For about a year now comScore has been calling for more ads in online video. At last year's OMMA Video conference in New York, their analyst Tania Yuki first laid out the notion that her colleague Dan Piech advanced at last week's OMMA Video show in San Francisco: the ad load online is but a fraction of what viewers are accustomed to on TV. Worse, the growth in video streaming has so outpaced the rise in digital video ad spend, that the revenue realized per video has declined.
As Piech outlined, the $324 billion in video advertising in 2006 was underwriting 63 billion video views that year -- or 7-cents a video. In 2010 441 billion streams attracted $1.4 billion in advertising or 4-cents a video.
Argue as you like about what inventory really is attracting most of that money and whether such raw calculation reflect the increased value of longer form media online. The fundamental ad load of online is lower. Across all online video viewing only 1.6% of our time is spent watching ads while 25% of TV viewing is really ad watching. Pull user-gen video out of the equation and just focus on entertainment content, where much of the long form content dwells, and the needle only moves a bit. Only 5.3% of online entertainment video viewing time goes to ads. Focus only on long-form content, Piech showed, and we still see an ad load of only 8.5%. For all of that lesser load, however, only 42% of online video viewers say that fewer ads is one of the reasons they watch TV shows online.
Now, comScore has been pressing this point about the under-monetization of online video for a while now. Consumers will tolerate much higher levels of advertising in longer form video especially than they get and than many publishers dare serve. But one of the trends that comScore is seeing this past year is that user tolerance of video advertising may actually be decreasing rather than increasing.

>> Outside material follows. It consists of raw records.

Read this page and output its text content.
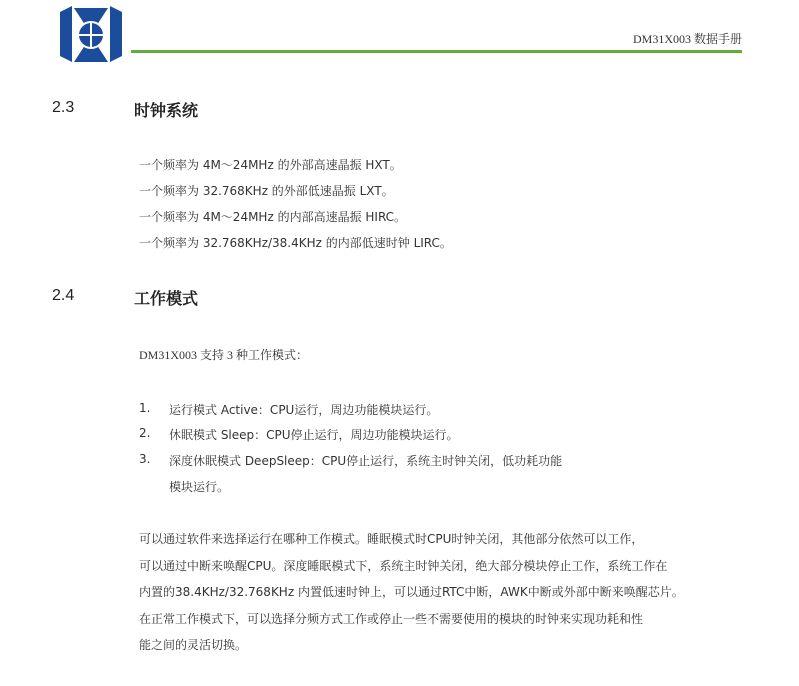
DM31X003 数据手册
2.3	时钟系统
一个频率为 4M～24MHz 的外部高速晶振 HXT。
一个频率为 32.768KHz 的外部低速晶振 LXT。
一个频率为 4M～24MHz 的内部高速晶振 HIRC。
一个频率为 32.768KHz/38.4KHz 的内部低速时钟 LIRC。
2.4	工作模式
DM31X003 支持 3 种工作模式：
1. 运行模式 Active：CPU运行，周边功能模块运行。
2. 休眠模式 Sleep：CPU停止运行，周边功能模块运行。
3. 深度休眠模式 DeepSleep：CPU停止运行，系统主时钟关闭，低功耗功能
模块运行。
可以通过软件来选择运行在哪种工作模式。睡眠模式时CPU时钟关闭，其他部分依然可以工作，
可以通过中断来唤醒CPU。深度睡眠模式下，系统主时钟关闭，绝大部分模块停止工作，系统工作在
内置的38.4KHz/32.768KHz 内置低速时钟上，可以通过RTC中断，AWK中断或外部中断来唤醒芯片。
在正常工作模式下，可以选择分频方式工作或停止一些不需要使用的模块的时钟来实现功耗和性
能之间的灵活切换。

In studies from 2009 and 2010 asking how much advertising was acceptable in a given hour of programming. The sweet spot in 2009 seemed to be somewhere between 6 and 7 minutes. In 2010, the same survey suggested a downward shift to between 5:30 and 6 minutes. "Are we seeing the expectation of advertising actually decline?" Piech asked. "Individual by their own admission were saying we want fewer and fewer ads, but we are still delivering much less than they say they tolerate. Are we conditioning our users to fewer and fewer ads," he wonders.
Well. I am not so sure. It seems as if the stated tolerance of ad load by consumers is about at parity with the load they will get from most long-form TV experiences on the Web. When you parse the numbers coarsely then adding ads makes sense.
As the guy who actually gets paid in part to find and watch videos from a lot of different sources, I can tell you that the consumer perspective is different and very site specific. For me the frustration with online video advertising comes in the lousy value exchange on shorter form video, especially news and information clips. In just the past week, and at major media outlets, I have been sitting through relentless :30s spliced onto news clips that are under a minute. Worse, the frequency capping is either broken or simply disrespectful. Making a user sit through the exact same :30 in front of every minute-long content clip at a given site is maddening and has to diminish overall use.
The straight up ad load stats don't tell the whole story of consumer interactions with online video content. When ad sizes are so mismatched with the value of the content (mainly to accommodate repurposed TV spots) the environment feels broken or just immature.